Schwinger R H, Böhm M, Koch A, Uhlmann R, Uberfuhr P, Kreuzer E, Reichart B, Erdmann E
Universität München, Medizinische Klinik I, München, Germany.
Mol Cell Biochem. 1993 Feb 17;119(1-2):73-8. doi: 10.1007/BF00926856.
In human heart failure, an increase in frequency of stimulation is followed by a reduced force of contraction in vivo and in vitro. The present study aimed to investigate whether a different origin of the myocardial sample or pretreatment with the cardioprotective agent 2,3-butanedione-monoxime (BDM) influences the force-frequency-relationship in electrically driven muscle strips taken from failing and nonfailing human myocardium.
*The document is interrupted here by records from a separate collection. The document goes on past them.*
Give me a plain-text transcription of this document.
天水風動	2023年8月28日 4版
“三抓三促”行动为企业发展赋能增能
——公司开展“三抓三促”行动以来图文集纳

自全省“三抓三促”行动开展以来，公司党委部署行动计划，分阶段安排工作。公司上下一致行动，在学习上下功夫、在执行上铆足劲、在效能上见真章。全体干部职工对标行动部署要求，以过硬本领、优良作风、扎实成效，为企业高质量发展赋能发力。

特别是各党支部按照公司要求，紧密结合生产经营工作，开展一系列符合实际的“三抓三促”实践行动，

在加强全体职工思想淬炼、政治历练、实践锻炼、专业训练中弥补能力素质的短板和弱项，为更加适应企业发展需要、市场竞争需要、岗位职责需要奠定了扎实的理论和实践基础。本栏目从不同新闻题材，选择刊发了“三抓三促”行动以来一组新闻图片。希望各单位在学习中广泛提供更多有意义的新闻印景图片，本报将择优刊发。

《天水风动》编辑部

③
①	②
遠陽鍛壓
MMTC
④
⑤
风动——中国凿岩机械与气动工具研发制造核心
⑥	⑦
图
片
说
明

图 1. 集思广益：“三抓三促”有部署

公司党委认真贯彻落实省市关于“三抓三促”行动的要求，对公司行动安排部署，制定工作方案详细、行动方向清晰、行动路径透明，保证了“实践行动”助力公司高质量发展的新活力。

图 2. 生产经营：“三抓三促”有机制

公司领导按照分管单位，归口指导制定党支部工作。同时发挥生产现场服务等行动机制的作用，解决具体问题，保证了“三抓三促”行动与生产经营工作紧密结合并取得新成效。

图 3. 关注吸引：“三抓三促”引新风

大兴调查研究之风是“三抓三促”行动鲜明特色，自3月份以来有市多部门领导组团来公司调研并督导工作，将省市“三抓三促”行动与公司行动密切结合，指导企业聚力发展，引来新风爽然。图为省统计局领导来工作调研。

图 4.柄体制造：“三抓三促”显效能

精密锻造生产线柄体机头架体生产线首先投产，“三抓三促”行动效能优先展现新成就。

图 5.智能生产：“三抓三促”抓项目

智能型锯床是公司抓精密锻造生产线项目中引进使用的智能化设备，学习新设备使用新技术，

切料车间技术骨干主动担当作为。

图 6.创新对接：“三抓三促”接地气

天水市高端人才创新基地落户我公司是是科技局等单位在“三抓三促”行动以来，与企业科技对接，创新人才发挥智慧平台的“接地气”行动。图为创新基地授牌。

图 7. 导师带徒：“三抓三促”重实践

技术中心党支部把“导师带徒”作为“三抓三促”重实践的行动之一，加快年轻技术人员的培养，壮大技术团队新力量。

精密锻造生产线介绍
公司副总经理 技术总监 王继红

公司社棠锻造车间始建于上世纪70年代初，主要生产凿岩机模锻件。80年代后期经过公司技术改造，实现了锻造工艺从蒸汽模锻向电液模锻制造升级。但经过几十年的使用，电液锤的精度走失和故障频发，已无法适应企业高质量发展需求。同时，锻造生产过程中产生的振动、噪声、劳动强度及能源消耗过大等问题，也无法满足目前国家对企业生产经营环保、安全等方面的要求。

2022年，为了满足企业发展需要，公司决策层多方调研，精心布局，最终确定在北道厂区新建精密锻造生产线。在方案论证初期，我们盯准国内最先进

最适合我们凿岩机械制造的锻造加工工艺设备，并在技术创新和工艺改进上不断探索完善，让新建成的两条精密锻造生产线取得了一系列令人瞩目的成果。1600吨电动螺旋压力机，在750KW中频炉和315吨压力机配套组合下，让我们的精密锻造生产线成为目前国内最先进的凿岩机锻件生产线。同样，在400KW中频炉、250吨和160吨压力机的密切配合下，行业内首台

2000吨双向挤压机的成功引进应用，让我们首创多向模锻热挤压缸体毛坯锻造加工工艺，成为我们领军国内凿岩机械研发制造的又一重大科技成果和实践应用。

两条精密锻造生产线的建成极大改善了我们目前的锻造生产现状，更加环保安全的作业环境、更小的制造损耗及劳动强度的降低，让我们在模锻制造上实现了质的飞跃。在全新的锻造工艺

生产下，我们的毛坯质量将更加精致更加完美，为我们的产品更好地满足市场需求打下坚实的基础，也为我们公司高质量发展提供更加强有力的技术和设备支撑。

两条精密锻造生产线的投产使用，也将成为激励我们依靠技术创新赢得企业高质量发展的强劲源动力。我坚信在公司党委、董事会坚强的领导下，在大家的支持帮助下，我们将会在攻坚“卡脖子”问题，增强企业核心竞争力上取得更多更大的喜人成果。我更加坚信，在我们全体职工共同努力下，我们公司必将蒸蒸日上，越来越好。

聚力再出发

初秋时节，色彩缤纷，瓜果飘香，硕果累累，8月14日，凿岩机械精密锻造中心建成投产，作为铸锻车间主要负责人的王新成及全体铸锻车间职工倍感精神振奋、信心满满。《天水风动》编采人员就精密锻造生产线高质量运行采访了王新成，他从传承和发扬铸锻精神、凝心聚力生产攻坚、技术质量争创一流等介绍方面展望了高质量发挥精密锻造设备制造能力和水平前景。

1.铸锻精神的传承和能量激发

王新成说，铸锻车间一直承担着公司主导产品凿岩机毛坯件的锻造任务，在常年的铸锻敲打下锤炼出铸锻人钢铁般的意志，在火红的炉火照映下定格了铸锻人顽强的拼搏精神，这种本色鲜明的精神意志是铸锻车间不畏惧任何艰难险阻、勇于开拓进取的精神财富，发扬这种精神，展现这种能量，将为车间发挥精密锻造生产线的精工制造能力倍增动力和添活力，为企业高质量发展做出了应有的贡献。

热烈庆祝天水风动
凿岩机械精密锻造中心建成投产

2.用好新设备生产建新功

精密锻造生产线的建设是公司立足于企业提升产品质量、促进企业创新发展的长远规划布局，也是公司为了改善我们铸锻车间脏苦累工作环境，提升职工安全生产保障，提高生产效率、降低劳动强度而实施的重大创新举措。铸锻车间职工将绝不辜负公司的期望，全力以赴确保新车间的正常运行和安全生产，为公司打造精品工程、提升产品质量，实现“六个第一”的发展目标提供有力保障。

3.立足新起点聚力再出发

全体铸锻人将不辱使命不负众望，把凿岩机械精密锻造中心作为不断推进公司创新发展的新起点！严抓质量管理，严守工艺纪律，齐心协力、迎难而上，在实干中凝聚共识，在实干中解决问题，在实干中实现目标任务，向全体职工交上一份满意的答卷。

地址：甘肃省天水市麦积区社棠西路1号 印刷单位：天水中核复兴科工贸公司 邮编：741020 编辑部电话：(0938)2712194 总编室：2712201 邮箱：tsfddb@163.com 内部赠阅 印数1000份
With as well as without pretreatment with BDM, the altered force-frequency-relationship in failing compared to nonfailing human ventricular myocardium can be observed. The effectiveness and the potency to increase force of contraction following an increase in frequency of stimulation was significantly higher in atrial than in ventricular myocardium in nonfailing and failing tissue. The different observations in atrial and ventricular myocardium provide evidence for functionally relevant differences in the electromechanical coupling between the human atrial and ventricular myocardium.
在人类心力衰竭中,刺激频率增加后,体内和体外的收缩力都会降低。本研究旨在探讨心肌样本的不同来源或用心脏保护剂2,3-丁二酮单肟(BDM)预处理是否会影响取自衰竭和未衰竭人类心肌的电驱动肌肉条中的力-频率关系。无论是否用BDM预处理,与未衰竭的人类心室心肌相比,衰竭的人类心室心肌中力-频率关系的改变均可观察到。在未衰竭和衰竭组织中,心房心肌在刺激频率增加后增加收缩力的有效性和效力显著高于心室心肌。心房和心室心肌的不同观察结果为人类心房和心室心肌之间机电耦合的功能相关差异提供了证据。